ИСПОВЕДЬ СОВЕТСКОГО ЧЕЛОВЕКА - страница 11

Шрифт
Интервал


Близкие родственники, о которых сохранилось хоть что-нибудь

Бабушку свою, Хавронью Никифоровну, не помню совсем. Не сохранилось даже ни одной фотографии. Внуками ей заниматься было некогда, она все время где то хлопотала. Запомнилось только, когда она умирала. Это было в 1954 году. По рассказам матери, она была патологически трудолюбивая, из-за чего, собственно, и умерла. Это же качество по наследству досталось и матери. До коллективизации в семье было две коровы, две лошади, стадо овец, и прочая мелкая живность. Как тяжело все это было содержать описать невозможно, знает это только тот, кто это все прошел. Мать рассказывала, что когда, во время коллективизации, все это забирали в колхоз, бабушка была без памяти и ее отливали водой.

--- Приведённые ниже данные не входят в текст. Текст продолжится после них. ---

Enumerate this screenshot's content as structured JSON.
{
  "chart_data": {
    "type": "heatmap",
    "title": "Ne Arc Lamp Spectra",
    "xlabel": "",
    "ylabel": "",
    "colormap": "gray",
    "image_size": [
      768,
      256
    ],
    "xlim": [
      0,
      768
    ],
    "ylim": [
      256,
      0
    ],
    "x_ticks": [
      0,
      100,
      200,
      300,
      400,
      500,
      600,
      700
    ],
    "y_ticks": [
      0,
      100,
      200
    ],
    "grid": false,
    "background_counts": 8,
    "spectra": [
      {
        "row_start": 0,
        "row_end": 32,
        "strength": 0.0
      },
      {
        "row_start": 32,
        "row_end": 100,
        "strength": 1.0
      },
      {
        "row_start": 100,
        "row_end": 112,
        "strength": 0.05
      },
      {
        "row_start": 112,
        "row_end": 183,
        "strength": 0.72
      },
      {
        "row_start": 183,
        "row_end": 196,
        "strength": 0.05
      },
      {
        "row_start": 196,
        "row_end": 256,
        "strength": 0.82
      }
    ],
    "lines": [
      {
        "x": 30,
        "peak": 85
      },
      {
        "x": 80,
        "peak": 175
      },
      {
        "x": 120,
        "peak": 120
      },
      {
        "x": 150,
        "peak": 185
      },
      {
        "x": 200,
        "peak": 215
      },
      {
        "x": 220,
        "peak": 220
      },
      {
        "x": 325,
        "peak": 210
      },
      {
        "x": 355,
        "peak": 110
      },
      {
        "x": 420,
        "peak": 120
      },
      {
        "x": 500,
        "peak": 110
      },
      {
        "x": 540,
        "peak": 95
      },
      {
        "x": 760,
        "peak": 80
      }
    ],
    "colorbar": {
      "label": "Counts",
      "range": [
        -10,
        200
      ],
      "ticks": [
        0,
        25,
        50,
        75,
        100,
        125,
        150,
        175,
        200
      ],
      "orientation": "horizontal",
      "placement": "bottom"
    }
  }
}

Похороны бабушки. Справа налево, Кока, сестра Руфа, мама, ее двоюродная сестра Надежда, дочь Симеона Никифоровича, соседки, отец.


Только последнее время я начал понимать, какой вихрь пронесся по российской деревне после революции. Стенания вперемешку с удивлением длились, пожалуй, до середины шестидесятых годов, когда стали платить зарплату и выдавать паспорта. Да и люди старого воспитания к тому времени поумирали, а появились новые, уже без трепетного отношения как к природе, так и к труду. Удивление, с точки зрения отношения к деревенскому человеку, вызывают все реформы, за исключением, пожалуй, Столыпинской (тоже спорной), которые проводили и проводят, так называемые, реформаторы. Особенно бесчеловечной, конечно, является коллективизация и последняя, ельцинская. Ельцинскую реформой, конечно, назвать вообще нельзя, просто все было брошено на погибель. Я говорю о Нечерноземье. Судя по заросшим полям в нечерноземной зоне, эта «реформа» идет и сейчас. Сейчас появилось модное, как все западное, слово «агломерация». Эта самая агломерация подразумевает уничтожение деревни, как социального понятия, а с ним и уйдет незаметно само понятие России. И все это будет закамуфлировано непонятными западными словечками.

Отвлекусь немного. Когда была жива Кока, которая о том времени могла много рассказать, я еще был мал, как следствие, глуп, чтобы задавать вопросы на эту тему. А по собственной инициативе после всего произошедшего, она, естественно, эту тему не поднимала. Но когда случайно заговаривали о крестьянской жизни, у ней всегда чувствовалась тоска по старой, дореволюционной жизни. Этот пробел хорошо восполнил Александр Николаевич Городков, живший в деревне Ломки, с которым мы сблизились в последнее время. Я о нем еще скажу. Так вот на примере своей семьи, главой которой был его дед, можно судить о вихре, пронесшемся тогда по крестьянской жизни. Жили они в деревне Мотыкино, находящейся в четырех километрах от Займища. У него было четыре сына. По мере взросления и создания собственных семей дед их отделял. Строились приблизительно в трехстах метрах дом от дома. Это не очень близко, что бы не мешать друг другу, и не очень далеко, чтобы вовремя прийти на помощь. Строиться помогали все. Младшему оставался родительский дом и хозяйство. За это он был обязан обеспечить спокойную старость родителям. Так вот после революции линию партии на коллективизацию выполняли «голодранцы» (его определение), не умеющие содержать и приумножать свое хозяйство, но желающие командовать. Во время этой коллективизации всем его дядям, жившим рядом с деревней, была дана команда перенести дома в Мотыкино в течение нескольких недель. Иначе высылка на Соловки. Дома поставить рядом. Преследовалась цель, как можно догадаться, приглядывать, как бы чего не замыслили вдалеке от «обчества». Я только в последнее время стал думать, что же творилось в головах нормальных крестьян, которые все это сумасшествие пережили. Первый раз слово Соловки я услышал, где-то в 50 году, когда соседи напротив куда-то уезжали. Это слово у меня ассоциировалось с соловьями.